Finding a way round and through

It’s a lonely moment when you realise there’s no one around to really show your photos to.

But that pause and the time those viewers take to speak, is enough to help you find what it is you’re trying to say with your photos.

From college to university to graduation to real life on the ‘outside’ and finding a way to making it succeed. The journey of a photographer – specifically mine, which doesn’t look altogether that much different to others– is often bumpy, isolating, rarely plain sailing, sometimes brilliant, sometimes awful, always fulfilling, and a lot of hard work.

I’m often asked about my life as a photographer and any advice I would give on how to manage it and I’m never sure what to say. Depending on when you ask, my answer could range from supportive and hopeful, to practical and useful, to stark warnings about the future of photography in a world saturated by images, and a deep cynicism about an information economy, controlled by a handful of billionaires, who are dangerously skewing the truth of what we see. But no matter when you ask me, I will always always offer up this:

Keep taking photos and find your tribe.

Despite how much I love my job, it’s not an easy juggle being both a jobbing photographer and trying to build a name for yourself as an artist at the same time. The tiring rigmarole of perpetually questioning your every move in case it brings it all crashing down. It’s been nearly 15 years since I started this dance, and whilst I wobble often, I find my balance a lot quicker these days, which I put down to mostly one thing. Over the course of my work/life/art/play I have happened upon and been lucky enough to find the folks who, as much as anyone can, understands the work I make and the life I’m trying to live. A collective voice of reason that keeps my inner criticisms in check. As my career and my photography age so too does my trust in them deepened. I don’t always ask and I don’t always listen but through their growing knowledge of who of I am as a photographer, my work feels more complete and more inherently mine.

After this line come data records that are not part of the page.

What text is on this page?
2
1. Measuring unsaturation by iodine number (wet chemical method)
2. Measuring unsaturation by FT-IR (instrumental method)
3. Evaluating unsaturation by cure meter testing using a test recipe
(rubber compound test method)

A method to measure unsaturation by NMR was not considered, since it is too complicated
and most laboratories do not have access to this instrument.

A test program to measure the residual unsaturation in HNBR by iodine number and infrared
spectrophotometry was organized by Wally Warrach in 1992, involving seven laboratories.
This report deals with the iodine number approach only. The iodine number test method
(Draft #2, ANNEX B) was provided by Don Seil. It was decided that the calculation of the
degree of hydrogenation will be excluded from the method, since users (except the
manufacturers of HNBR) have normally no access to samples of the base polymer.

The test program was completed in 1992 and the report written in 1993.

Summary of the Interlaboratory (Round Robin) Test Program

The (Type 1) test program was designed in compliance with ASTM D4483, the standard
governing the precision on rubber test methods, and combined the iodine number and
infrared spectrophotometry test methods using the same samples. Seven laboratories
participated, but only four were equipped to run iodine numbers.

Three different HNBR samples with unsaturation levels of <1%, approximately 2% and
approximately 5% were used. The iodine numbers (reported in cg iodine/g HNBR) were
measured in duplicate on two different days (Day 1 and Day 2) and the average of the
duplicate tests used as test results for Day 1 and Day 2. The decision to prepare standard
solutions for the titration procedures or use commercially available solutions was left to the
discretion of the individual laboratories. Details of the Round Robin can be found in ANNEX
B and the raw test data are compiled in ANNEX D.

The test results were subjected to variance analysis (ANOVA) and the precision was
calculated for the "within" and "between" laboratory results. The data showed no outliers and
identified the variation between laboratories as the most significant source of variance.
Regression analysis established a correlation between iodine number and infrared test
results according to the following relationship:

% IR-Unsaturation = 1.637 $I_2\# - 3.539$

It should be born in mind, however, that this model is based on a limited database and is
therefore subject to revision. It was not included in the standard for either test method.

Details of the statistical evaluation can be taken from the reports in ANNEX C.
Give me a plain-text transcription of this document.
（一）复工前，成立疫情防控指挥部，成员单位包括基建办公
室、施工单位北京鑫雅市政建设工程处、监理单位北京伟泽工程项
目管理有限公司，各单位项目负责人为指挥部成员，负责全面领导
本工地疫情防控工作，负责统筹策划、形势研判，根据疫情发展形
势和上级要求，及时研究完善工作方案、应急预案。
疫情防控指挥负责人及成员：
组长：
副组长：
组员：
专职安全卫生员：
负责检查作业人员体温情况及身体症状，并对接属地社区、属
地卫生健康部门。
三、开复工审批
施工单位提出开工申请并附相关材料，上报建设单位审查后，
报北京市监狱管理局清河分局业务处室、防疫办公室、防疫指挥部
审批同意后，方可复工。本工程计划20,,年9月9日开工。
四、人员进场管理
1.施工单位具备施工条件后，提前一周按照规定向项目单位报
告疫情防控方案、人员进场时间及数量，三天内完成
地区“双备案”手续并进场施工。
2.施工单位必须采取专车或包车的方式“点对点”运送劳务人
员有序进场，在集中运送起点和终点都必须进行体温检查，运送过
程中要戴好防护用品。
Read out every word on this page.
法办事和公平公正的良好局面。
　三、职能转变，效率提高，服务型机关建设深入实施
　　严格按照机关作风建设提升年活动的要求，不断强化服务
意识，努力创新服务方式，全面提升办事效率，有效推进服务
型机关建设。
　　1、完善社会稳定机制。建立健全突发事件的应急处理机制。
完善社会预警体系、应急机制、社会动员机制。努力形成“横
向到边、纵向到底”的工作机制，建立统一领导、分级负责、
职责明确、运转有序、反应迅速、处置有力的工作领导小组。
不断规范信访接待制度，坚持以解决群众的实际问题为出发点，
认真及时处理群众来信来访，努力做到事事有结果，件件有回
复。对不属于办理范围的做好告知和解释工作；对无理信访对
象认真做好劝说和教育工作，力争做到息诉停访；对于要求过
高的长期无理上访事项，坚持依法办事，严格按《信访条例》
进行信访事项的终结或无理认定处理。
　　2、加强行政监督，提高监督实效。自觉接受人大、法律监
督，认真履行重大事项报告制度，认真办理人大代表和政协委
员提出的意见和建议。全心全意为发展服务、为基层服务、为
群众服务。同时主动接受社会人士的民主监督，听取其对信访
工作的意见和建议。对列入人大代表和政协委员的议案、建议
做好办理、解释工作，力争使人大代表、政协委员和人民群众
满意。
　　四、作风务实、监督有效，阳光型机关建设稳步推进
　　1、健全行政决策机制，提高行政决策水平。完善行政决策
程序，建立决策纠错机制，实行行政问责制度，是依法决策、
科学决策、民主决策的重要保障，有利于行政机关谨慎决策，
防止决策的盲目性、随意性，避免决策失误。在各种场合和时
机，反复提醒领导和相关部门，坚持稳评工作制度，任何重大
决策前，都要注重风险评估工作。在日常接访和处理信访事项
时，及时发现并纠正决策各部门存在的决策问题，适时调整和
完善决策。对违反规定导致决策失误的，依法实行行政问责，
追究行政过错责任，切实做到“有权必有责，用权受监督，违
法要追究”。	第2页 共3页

It was at university that I first felt that sense of community and found validation in peer support and the positive influence it can have on the images we make. But when we graduated, although mostly still in touch, we could never keep ourselves together in the same way we had before. Life pulled our threads in different directions, both towards and away from a life of photography. In those post-uni years, I lost that community and so too with it, the idea of making photographs that weren’t for work. Every time I tried, it felt harder and slower, and like something was blocked in a way that got more stuck as the time since graduation grew longer.

Eventually that block became so much that I felt its weight every day. Knowing I couldn’t get round it or avoid it, I was nearing the time when I had to find a way to finally unstick it or forever walk away from making my own work again. Although I knew what the answer was, I felt nauseous every time I thought about it because just putting your unseen images out there is terrifying. It’s a lonely moment when you realise there’s no one around to really show your photos to. My university years had taught me it was possible, but I was unsure how to find it again. For those who come to photography via a different route, it can be harder still. I mean, who enjoys having to go out and find those people in whom to trust, when you feel like you’ve nothing worthwhile to show?

Of course there’s friends, and partners and family that will tell you how much they love your photos without ever really looking, because they think that’s what you need to hear. And, in my situation, I have a career in photography. It’s a career that I love and value and appreciate and does bring a sense of achievement and validation in many ways. But as an image maker, there’s a different type of viewer that you need, if you’re serious about making pictures.

The viewers you need are those folks that go quiet for a moment when you lay your prints on the table as they give themselves the space and time to think about what they’re really seeing. They go to say something then stop for a second just to make sure, they really know what it is they’re going to say. In that pause, your images are viewed through the eyes that go beyond the blind optimism of close friends and family and the cash you’re paid to take them. It’s in that pause that lies the building of the trust that you need to let yourself go and start to believe that your images are worth something. You might not agree with what they have to say and they might not always be right, but that pause and the time those viewers take to speak, is enough to help you find what it is you’re trying to say with your photos.

AGITATE grew out of FRESH FOCUS, which grew out of the space left behind by that pulled together group of people we found at university that helped us graduate. It was set up to bring that back again to those that missed its presence, and to offer it to everyone else that got here by another route. It’s open to all that want to make work and have experienced that lonely moment of not having anyone to show your photos to and the dread of going out on your own and asking. It’s a group of people that are all in need of that quiet moment between laying out prints on the table and having someone say that they see your work for what it is, and in turn see you as well. Mostly though, in a world that is saturated with images, where feeds and reels and likes and shares replace substance with popularity and community with competition, AGITATE exists for the genuine love of photography, a belief in its ability to really see the world, and a safe pair of eyes to help find meaning in the photos we take.